REBELDIA TRAGICA
Por Jesús Iglesias Lerroux
James Dean fue un actor, en efecto, pero él nunca se consideró como tal y en no pocas ocasiones, no obstante ser tan parco para hablar, manifestó su inconformidad con cuanto representaba la industria fílmica y las “caducas instituciones sociales”, como dijo más de una vez refiriéndose al modo de vida norteamericano.
Símbolo de la época, Dean gritó al mundo su amarga soledad. Y como para corroborar que la más famosa de sus películas —“Rebelde sin causa”— no era un simple filme sino el desahogo de toda una generación, se trastocó a sí mismo en el joven inadaptado, en el prototipo del rebelde.
Su muerte se debió a un accidente, desde luego, pero en realidad fue un suicidio disfrazado. Hastiado de la popularidad que le proporcionó su breve pero vertiginosa carrera, menospreciando la fortuna que le había dado el cine y un porvenir venturoso, Dean se mató de una manera absurda a los 24 años de edad, en 1955.
Antes de aquel fatal accidente, Dean había flirteado con la muerte en un juego muy en boga por aquel entonces. Consistía en lanzar el automóvil a ciento y pico de kilómetros y frenarlo lo más cerca posible de la orilla de un precipicio. Dean lo practicó muchas veces y en todas estuvo a punto de caer al abismo. Cuando se mató finalmente en una autopista manejando su Jaguar rojo, hacía tiempo que había rebasado las estrechas márgenes del peligro, su aliado de siempre.
La desaparición del joven actor fue una especie de alborada para millones de adolescentes que lo consideraban un líder, un símbolo, el mito que fue en realidad.
James Dean y otro actor mayor que él —Marlon Brando— habían plasmado fílmicamente el ideal de una juventud que clamaba por un cambio y a gritos siempre y en ocasiones empleando la violencia, trataba de lograr lo que quería.
Dean en “Rebelde sin causa” y Brando en “Salvaje”, fueron muy pronto imitados por millones de fanáticos adeptos. La juventud norteamericana, que arrastraba desde la guerra de Corea un desasosiego en busca de una salida, se lanzó a la calle a llorar a Dean, copió su introvertido proceder, se puso pantalones de mezclilla y se manifestó contra los cánones establecidos.
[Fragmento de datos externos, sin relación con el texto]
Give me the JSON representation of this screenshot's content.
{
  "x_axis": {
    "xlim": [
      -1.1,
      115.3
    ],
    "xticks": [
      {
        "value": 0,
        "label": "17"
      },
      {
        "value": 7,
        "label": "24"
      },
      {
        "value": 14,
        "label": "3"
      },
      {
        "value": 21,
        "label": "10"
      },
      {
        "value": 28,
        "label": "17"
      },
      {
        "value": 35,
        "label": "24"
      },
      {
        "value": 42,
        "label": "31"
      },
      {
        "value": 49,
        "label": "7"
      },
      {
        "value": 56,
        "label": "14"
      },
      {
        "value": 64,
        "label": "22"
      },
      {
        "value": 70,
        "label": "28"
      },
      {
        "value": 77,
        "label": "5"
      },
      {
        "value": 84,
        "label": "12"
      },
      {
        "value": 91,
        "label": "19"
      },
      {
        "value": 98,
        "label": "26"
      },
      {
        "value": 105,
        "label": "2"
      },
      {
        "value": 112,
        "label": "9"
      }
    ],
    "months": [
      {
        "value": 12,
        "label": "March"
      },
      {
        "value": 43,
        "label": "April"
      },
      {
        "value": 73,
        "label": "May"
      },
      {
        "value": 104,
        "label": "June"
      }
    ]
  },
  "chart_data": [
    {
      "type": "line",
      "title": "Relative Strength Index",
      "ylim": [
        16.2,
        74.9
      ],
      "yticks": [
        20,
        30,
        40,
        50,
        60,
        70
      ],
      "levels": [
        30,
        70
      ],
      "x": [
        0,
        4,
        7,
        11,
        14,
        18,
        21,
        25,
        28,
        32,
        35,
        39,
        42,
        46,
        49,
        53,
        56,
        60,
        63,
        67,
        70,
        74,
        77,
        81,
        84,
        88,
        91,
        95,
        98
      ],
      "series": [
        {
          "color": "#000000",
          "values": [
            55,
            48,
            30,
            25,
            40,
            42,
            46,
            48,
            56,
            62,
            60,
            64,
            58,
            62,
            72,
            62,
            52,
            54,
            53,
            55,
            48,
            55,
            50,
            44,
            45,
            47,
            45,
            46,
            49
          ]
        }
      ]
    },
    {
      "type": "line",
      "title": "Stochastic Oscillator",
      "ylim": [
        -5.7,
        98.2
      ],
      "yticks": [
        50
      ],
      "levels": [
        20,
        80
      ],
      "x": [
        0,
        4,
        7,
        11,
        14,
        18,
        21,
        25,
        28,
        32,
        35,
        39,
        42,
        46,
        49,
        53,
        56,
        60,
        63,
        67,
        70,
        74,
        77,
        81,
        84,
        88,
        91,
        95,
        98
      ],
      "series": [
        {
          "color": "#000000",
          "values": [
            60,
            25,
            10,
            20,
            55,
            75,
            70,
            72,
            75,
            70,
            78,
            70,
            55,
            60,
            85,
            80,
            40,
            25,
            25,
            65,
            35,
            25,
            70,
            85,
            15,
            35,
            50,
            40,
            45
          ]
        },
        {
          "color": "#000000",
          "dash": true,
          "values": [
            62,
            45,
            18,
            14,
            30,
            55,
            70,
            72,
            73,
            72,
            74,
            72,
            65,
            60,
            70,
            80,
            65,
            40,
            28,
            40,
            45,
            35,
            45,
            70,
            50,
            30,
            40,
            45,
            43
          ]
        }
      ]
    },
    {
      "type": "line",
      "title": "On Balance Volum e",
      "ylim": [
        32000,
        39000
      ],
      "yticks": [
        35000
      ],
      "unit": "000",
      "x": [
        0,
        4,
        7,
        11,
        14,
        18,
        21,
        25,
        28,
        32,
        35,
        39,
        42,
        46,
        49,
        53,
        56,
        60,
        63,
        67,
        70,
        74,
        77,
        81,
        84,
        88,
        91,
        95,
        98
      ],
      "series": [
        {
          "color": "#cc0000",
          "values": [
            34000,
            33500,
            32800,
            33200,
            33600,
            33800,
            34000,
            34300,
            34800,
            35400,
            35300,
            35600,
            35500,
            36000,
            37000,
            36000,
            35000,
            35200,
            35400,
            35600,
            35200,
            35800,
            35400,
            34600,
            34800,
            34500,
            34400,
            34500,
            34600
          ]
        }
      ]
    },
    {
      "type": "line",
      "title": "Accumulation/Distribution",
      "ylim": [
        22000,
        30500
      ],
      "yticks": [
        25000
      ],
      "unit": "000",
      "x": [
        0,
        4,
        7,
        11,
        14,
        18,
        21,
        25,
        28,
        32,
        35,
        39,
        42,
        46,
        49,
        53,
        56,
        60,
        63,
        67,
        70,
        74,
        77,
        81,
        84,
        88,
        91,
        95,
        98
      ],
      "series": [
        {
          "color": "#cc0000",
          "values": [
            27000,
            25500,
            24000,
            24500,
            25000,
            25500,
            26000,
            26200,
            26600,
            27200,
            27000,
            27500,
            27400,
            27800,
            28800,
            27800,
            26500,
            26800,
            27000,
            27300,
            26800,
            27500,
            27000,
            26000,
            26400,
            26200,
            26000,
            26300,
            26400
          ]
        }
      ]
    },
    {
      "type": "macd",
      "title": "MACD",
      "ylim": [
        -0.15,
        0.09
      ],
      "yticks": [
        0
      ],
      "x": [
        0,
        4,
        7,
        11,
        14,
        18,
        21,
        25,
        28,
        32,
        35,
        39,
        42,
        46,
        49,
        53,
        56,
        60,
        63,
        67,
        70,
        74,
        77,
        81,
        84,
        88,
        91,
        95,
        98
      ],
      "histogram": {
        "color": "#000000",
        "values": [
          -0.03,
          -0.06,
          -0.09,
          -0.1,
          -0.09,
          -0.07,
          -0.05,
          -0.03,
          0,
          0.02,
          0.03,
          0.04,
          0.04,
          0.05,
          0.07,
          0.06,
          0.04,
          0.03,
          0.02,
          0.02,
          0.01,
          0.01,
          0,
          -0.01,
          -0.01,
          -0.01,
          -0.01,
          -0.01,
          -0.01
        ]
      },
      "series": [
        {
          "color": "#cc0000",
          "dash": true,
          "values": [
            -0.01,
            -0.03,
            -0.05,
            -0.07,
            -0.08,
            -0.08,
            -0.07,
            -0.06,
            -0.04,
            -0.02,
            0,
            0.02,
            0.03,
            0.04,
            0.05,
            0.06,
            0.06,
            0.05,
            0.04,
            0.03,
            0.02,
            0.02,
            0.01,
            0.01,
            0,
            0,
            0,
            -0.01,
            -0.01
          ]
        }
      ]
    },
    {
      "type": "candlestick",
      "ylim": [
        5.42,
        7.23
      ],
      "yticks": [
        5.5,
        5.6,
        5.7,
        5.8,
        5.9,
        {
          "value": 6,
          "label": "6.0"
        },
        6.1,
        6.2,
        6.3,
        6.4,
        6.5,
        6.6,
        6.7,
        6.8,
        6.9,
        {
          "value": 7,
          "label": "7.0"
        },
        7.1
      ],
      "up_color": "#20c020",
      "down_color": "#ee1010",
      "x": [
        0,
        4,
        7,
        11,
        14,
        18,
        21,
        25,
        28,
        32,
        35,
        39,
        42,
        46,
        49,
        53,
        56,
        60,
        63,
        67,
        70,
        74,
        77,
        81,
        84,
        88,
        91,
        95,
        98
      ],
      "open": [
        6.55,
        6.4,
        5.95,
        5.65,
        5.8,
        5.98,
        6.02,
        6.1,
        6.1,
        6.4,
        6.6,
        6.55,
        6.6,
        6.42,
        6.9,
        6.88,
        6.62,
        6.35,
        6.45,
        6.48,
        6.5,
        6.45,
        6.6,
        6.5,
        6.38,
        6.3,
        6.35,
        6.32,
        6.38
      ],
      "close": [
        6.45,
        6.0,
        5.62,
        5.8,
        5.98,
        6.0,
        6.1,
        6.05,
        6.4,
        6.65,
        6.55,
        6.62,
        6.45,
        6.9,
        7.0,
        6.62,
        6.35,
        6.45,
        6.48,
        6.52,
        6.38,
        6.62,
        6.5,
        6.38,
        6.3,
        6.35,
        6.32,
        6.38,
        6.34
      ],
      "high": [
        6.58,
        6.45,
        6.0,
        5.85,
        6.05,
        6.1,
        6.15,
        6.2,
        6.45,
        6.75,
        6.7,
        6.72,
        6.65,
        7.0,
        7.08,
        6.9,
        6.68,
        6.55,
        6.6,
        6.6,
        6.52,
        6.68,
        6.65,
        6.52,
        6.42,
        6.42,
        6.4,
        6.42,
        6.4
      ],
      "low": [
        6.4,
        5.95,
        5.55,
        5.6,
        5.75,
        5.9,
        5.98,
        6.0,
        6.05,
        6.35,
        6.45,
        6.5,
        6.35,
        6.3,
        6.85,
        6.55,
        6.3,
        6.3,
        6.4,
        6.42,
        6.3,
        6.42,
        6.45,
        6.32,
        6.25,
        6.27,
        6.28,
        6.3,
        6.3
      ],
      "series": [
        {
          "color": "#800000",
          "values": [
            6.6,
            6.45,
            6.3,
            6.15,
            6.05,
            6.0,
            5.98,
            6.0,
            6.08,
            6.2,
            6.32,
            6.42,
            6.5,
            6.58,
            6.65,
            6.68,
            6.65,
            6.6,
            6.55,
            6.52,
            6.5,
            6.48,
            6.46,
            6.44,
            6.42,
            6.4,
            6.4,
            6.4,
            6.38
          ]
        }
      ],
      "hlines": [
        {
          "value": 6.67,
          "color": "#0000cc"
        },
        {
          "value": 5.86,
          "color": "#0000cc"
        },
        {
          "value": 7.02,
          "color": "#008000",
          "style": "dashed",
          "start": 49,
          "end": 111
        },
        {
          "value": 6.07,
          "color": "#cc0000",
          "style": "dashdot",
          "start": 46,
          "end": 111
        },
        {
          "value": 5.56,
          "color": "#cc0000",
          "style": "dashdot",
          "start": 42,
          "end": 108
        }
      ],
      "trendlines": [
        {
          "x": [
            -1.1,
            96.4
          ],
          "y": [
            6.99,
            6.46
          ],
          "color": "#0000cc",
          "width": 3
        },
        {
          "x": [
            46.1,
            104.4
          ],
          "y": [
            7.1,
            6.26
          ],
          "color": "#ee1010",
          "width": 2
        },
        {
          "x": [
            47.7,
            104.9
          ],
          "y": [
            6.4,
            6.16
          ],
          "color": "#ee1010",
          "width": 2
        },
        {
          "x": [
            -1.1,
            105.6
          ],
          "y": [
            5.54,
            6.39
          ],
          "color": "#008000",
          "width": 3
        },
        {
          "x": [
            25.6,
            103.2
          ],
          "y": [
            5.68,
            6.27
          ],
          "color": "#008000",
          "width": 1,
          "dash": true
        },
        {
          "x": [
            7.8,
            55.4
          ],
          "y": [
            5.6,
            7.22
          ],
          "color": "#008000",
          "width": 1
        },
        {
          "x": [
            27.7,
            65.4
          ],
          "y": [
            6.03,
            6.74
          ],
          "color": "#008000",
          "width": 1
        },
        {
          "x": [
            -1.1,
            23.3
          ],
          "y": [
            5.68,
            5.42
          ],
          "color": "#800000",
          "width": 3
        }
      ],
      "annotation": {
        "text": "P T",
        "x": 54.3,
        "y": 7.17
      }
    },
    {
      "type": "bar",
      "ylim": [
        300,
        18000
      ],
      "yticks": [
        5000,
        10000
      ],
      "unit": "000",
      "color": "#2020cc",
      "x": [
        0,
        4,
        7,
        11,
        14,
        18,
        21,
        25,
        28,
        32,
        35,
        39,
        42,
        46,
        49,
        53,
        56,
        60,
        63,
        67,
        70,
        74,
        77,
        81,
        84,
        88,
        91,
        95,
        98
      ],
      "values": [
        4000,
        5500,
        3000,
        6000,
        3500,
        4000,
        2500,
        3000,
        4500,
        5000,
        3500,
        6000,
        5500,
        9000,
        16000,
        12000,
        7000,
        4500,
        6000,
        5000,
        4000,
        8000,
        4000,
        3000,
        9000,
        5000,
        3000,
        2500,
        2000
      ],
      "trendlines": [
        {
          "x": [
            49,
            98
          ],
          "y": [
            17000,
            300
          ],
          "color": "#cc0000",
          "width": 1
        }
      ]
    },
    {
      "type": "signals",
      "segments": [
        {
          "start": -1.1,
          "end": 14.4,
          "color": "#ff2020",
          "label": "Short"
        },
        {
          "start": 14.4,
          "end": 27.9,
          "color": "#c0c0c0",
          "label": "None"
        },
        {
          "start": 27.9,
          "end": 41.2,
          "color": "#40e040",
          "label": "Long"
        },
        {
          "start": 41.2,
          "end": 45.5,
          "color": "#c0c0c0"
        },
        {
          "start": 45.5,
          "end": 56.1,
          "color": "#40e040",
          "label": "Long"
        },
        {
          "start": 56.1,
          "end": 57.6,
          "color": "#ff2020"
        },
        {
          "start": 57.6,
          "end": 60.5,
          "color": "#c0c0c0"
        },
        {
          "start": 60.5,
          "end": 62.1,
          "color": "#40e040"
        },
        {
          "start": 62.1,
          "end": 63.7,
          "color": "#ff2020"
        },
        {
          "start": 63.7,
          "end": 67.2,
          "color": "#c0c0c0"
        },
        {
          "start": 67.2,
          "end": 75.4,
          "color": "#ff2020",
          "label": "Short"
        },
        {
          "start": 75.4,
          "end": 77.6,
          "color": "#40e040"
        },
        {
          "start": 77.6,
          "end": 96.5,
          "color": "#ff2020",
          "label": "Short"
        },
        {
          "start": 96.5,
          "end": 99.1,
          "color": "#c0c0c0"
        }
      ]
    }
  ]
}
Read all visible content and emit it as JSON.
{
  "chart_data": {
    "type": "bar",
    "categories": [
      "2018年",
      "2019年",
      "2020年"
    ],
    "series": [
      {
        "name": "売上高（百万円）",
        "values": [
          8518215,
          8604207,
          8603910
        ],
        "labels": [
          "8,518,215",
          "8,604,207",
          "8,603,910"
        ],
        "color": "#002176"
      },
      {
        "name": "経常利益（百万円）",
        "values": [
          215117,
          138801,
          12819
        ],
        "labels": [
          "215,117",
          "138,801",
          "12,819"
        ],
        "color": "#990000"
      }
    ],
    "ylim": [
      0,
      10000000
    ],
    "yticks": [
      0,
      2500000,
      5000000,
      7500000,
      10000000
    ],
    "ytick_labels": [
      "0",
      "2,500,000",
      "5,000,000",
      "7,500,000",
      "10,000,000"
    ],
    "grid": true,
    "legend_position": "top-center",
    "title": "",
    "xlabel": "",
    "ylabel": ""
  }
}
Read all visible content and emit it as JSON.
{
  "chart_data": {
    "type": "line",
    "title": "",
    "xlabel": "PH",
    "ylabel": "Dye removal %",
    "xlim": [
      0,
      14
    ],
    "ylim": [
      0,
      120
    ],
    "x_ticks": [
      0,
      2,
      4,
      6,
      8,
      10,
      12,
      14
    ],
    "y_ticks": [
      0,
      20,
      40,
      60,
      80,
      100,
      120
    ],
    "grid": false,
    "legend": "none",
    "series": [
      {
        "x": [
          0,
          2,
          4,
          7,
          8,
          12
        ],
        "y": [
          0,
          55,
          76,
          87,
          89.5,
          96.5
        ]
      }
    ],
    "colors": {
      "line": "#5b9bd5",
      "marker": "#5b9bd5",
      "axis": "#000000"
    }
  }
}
Fue así como nació el rebelde sin causa, antecesor del pandillero de hoy, si bien entonces muchísimo menos sanguinario y psicopatizado que el actual.
James Dean fue también, en cierto modo, el precursor de los “beatnicks”, especie de “hippies”, pero con pelo corto y con ideas tomadas de los panfletos de Jean Paul Sartre. El léxico, los ademanes, el modo de vestir de aquellos muchachos no ha desaparecido del todo.
James Dean debutó en 1950 en la televisión y, tras una fugaz aparición en el recientemente comercializado portento electrónico, pasó al teatro. No destacó mucho en la escena, pero acumuló bastante experiencia y asimiló las enseñanzas impartidas en el Actor’s Studio, al que acudía sin dilación entre función y función.
Elia Kazan, que ya había dirigido a Marlon Brando en “Nido de ratas”, vio en Dean el arquetipo que demandaba la juventud y lo lanzó a la fama. Su primera película, bastante mediocre por cierto, fue “A bayoneta. Después completó la trilogía de películas que lo elevaron a la categoría de ídolo: “Rebelde sin causa”, “Al este del paraíso” y “Gigante”.
En su película antológica —“La historia de James Dean”— producida años después de su muerte, se le glorificó hasta la exageración.
En la actualidad las películas de Dean constituyen material de cine-clubes. Muchos jóvenes que lo han visto en la pantalla pero ignoran hasta que punto fue el pionero de la rebeldía, lo tienen como un personaje mítico, generalmente en un enorme poster en su habitación, no tanto por lo que saben de él, sino por lo que de él les han contado.
James Dean, pues, sobrevive a su temprana muerte.